[Rockhounds] Artificial Intelligence Takes On Earthquake Prediction
Kreigh Tomaszewski
kreigh at gmail.com
Tue Sep 24 11:14:00 PDT 2019
In May of last year, after a 13-month slumber, the ground beneath
Washington’s Puget Sound rumbled to life. The quake began more than 20
miles below the Olympic mountains and, over the course of a few weeks,
drifted northwest, reaching Canada’s Vancouver Island. It then briefly
reversed course, migrating back across the U.S. border before going silent
again. All told, the monthlong earthquake likely released enough energy to
register as a magnitude 6. By the time it was done, the southern tip of
Vancouver Island had been thrust a centimeter or so closer to the Pacific
Ocean.
Because the quake was so spread out in time and space, however, it’s likely
that no one felt it. These kinds of phantom earthquakes, which occur deeper
underground than conventional, fast earthquakes, are known as “slow slips.”

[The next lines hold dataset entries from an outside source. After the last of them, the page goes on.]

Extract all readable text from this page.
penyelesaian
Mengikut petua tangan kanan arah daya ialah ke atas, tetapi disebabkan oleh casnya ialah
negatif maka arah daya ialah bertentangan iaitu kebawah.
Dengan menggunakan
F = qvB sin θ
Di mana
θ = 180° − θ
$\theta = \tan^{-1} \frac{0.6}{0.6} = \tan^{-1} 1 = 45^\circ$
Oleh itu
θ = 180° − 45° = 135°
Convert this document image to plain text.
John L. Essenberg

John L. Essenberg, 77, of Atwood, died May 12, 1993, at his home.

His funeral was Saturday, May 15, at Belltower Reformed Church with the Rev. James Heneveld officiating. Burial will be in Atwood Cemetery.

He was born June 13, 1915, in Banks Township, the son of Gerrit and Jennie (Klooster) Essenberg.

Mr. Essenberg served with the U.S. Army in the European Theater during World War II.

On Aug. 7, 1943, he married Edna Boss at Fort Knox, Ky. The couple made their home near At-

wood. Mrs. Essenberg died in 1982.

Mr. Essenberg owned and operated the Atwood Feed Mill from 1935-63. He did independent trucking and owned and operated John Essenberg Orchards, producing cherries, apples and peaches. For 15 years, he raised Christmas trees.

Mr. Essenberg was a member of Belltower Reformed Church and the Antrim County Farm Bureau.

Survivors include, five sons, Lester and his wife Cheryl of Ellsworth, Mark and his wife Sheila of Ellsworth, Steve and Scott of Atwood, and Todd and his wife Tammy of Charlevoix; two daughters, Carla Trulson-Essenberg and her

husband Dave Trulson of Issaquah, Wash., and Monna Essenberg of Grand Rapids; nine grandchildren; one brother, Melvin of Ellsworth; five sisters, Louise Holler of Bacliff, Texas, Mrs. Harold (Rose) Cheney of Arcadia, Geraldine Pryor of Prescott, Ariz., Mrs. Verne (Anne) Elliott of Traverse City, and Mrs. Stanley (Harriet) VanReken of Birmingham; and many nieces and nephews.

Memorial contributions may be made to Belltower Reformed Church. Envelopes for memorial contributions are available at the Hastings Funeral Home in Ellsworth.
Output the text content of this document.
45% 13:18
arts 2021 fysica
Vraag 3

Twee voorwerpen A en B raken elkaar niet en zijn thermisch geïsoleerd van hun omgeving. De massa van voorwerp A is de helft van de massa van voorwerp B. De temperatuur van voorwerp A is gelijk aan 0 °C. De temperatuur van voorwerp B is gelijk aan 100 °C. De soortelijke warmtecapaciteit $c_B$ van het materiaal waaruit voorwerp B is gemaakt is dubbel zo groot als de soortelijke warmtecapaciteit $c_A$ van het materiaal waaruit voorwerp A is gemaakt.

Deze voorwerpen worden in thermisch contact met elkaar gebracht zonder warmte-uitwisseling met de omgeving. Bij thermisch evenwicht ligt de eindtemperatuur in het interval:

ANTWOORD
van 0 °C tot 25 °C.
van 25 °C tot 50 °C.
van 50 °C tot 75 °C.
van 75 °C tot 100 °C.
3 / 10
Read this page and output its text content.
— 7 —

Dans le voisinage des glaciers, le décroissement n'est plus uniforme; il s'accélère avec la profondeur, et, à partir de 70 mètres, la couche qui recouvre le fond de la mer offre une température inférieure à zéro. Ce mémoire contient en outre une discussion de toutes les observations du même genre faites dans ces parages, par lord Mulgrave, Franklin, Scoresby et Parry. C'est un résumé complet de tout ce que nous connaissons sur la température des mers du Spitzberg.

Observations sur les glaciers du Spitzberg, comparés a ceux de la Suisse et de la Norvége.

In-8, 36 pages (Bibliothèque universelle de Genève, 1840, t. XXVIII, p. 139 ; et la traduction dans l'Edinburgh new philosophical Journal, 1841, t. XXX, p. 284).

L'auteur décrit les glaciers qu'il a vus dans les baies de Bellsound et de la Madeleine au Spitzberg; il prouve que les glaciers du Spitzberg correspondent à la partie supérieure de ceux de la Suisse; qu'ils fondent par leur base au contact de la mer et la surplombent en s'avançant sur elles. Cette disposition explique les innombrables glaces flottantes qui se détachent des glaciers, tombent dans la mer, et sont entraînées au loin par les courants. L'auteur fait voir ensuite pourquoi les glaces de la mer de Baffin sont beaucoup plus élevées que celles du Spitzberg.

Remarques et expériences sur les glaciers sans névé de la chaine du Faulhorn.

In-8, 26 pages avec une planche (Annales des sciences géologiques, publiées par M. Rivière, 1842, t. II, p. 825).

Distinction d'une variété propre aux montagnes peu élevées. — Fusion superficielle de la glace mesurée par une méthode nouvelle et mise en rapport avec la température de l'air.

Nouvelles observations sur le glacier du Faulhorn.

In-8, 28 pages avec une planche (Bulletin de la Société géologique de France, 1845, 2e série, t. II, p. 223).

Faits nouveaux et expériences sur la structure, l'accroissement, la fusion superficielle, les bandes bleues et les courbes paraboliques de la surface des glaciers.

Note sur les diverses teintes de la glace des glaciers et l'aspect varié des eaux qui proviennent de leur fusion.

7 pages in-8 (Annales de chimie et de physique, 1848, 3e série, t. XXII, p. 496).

They occur roughly once a year in the Pacific Northwest, along a stretch of
fault where the Juan de Fuca plate is slowly wedging itself beneath the
North American plate. More than a dozen slow slips have been detected by
the region’s sprawling network of seismic stations since 2003. And for the
past year and a half, these events have been the focus of a new effort at
earthquake prediction by the geophysicist Paul Johnson.